There’s a few cautionary lessons to be learned from the Goldman Sachs antitrust fine that came out this month. First, the bank was hit with the €37 million penalty because EU antitrust regulators felt it had enough control over Prysmian to stop the undersea cable company from allegedly colluding to fix prices. Second, even if Goldman had no direct involvement in or even awareness of the cartel, it could still be held liable. And third, EU antitrust regulators are flexing their muscle in order to let parent companies know they have a responsibility for the anticompetitive conduct of their subsidiaries.
For private fund advisors, this is a warning shot. And while each antitrust case will rest on specific facts and circumstances, the type of control Goldman held over Prsmian was not all that different from that which fund advisors typically have at portfolio companies (the firm held majority voting power, nominated individuals to its board of directors and participated in the company’s strategic decisions).
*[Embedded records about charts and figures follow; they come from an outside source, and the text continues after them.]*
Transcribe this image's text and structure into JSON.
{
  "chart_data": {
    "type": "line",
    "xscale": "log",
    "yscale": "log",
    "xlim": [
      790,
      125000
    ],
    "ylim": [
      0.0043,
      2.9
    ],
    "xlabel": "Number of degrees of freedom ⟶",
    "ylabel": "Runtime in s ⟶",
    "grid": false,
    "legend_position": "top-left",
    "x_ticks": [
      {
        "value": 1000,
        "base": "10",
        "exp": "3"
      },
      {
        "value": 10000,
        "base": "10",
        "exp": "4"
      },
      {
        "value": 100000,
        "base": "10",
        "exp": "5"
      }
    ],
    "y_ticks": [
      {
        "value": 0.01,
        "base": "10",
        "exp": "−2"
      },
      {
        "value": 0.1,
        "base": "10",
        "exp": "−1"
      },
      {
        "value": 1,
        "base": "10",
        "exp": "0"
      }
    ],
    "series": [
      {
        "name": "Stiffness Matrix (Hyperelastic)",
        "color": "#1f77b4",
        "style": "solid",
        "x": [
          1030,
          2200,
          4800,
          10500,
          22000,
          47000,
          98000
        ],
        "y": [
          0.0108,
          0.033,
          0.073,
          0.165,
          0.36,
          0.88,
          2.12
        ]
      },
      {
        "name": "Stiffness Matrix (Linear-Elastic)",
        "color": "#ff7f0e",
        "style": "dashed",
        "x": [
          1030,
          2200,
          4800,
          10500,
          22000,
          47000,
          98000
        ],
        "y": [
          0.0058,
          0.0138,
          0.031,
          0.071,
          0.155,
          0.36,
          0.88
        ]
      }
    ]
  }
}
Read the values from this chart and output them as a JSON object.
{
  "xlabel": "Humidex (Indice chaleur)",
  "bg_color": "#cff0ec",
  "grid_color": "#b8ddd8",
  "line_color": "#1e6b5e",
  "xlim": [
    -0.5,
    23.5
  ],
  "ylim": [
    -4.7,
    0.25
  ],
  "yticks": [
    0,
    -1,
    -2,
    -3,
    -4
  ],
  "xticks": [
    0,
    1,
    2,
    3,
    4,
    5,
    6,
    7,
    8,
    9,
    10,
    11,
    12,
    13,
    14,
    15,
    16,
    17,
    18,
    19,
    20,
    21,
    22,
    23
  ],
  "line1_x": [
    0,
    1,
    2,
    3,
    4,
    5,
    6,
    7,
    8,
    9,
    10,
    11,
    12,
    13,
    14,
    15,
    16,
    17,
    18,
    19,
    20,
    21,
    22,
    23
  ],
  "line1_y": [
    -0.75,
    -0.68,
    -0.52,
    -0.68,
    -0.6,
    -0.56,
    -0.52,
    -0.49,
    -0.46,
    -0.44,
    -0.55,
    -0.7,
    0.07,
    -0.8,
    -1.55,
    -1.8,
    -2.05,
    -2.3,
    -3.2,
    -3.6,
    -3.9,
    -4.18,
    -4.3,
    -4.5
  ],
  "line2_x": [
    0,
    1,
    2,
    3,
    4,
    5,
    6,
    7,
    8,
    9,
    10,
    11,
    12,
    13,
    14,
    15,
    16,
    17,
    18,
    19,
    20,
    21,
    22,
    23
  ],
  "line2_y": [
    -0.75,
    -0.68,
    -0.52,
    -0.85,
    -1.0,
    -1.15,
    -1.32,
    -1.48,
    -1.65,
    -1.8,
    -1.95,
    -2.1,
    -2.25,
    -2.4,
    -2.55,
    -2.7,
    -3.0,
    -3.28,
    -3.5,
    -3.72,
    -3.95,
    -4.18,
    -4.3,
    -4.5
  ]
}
So with antitrust regulators baring their teeth, how does a private fund manager avoid Goldman’s unfortunate fate with Prysmian?
Goldman’s own competition lawyers tell us the best thing to do is simply factor in more antitrust considerations into the due diligence process – for instance, reviewing key business contracts for antitrust compliance, digging in to the group’s relationship with competitors and requesting disclosure of past or ongoing dealings with competition authorities. GPs could also consider asking for warranties and indemnities that allow the buyer to recover losses caused by the target’s breach of competition law.
There’s also a need to dive deeper into the activity of current portfolio companies, legal experts warn. Here GPs need to consider whether the right policies and procedures are in place at the portfolio company to prevent and detect competition law infringements. For instance, the company could set up a system for employees to report contacts with competitors, so that these can be more easily monitored. Other compliance measures might include pre-approving membership of any industry or sector associations; providing staff with job-specific compliance training; and drafting employment contracts to include competition compliance provisions.
In the event that the team does discover a breach of competition law, legal sources advocate owning up early. Approaching competition authorities and offering testimony in exchange for leniency could mean immunity or reduced fines. And even if a GP isn’t the first to “blow the whistle”, reaching out to regulators with more information often results in a reduced fine.
Considering that EU antitrust fines can reach up to 10 percent of a group’s total turnover (which in the case of private funds, could mean the entire portfolio’s turnover) honesty may not only be the best policy, but also the cheapest.
But before it even gets to the point, and in light of Goldman’s experiences, fund advisors will likely be taking more evasive action to keep clear of the trustbusters’ crosshairs.